Il ministro fa il forte coi deboli? L’assessore pure. Il ministro adora gli sgomberi? L’assessore di più. Ecco che i partiti di Governo non hanno un’opposizione, ma spesso si trovano alleati, nella loro battaglia di desertificazione degli spazi urbani, nella riqualificazione scaccia-poveri e nella guerra contro le marginalità.
Come chi amministra questa città rincorre gli ululati securitari del ministro dell’Interno. Ma ne faremmo volentieri a meno.
“Hai detto Salvini? E che c’entra Salvini?”

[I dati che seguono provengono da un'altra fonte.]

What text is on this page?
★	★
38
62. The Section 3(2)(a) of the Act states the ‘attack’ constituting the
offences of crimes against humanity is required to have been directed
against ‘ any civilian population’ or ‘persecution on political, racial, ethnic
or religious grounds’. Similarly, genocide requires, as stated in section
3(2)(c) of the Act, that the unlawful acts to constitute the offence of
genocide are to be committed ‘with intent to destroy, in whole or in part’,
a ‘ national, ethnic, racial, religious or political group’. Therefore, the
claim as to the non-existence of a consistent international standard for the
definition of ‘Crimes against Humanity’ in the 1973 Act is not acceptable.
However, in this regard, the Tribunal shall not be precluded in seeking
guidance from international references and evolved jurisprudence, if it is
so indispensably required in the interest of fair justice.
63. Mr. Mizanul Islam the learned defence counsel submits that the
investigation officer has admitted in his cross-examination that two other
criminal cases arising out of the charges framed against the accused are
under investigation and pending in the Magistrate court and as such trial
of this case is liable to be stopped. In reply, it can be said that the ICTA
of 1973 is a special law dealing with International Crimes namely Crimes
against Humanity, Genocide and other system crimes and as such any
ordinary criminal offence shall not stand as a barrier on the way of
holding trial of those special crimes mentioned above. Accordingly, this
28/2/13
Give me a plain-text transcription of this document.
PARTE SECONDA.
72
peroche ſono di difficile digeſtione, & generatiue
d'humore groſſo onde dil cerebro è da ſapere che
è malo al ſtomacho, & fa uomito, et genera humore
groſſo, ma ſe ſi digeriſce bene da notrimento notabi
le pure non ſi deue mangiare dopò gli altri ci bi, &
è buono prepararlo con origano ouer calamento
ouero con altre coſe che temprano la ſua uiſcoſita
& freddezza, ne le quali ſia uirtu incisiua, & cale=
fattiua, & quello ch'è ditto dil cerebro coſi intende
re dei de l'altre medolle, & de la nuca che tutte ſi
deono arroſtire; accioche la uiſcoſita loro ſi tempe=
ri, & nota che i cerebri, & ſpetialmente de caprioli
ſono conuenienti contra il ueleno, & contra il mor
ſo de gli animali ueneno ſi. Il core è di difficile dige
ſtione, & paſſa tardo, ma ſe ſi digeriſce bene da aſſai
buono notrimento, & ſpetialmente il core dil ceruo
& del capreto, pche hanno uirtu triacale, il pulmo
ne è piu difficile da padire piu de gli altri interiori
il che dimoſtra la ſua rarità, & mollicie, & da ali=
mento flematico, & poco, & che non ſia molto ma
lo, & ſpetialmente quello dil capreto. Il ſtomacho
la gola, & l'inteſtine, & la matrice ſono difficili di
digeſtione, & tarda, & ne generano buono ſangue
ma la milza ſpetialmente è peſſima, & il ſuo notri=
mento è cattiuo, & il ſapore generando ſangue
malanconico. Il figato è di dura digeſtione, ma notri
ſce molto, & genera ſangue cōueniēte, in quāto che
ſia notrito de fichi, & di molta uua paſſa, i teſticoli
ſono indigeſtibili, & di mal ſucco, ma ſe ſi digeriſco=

“No, no, ho detto Aitini!”
“Aitini, Aitini chi?!”
Questo potrebbe essere l’inizio di una discussione tra due persone di fronte all’ennesima (sob!) dichiarazione contro la realtà autogestita Xm24. E’ proprio vero che la capacità della politica (centrale e locale) di essere un corpo estraneo nei confronti della città e della società ci viene ricordata ogni volta che un esponente dell’amministrazione comunale attacca le esperienze sociali. Parole rivolte contro chi da più di 17 anni fa politica attiva, radicata nel territorio, trasversale e gratuita. Un arco di tempo in cui si sono susseguite amministrazioni, sindaci sceriffi, assessori con la sete di potere che poi si sono dovuti accontentare di un bicchiere d’acqua sgasata. Quasi 20 anni di esperienza in città non possono essere in balia di un qualsiasi assessore che, molto probabilmente, finirà nel dimenticatoio della politica istituzionale.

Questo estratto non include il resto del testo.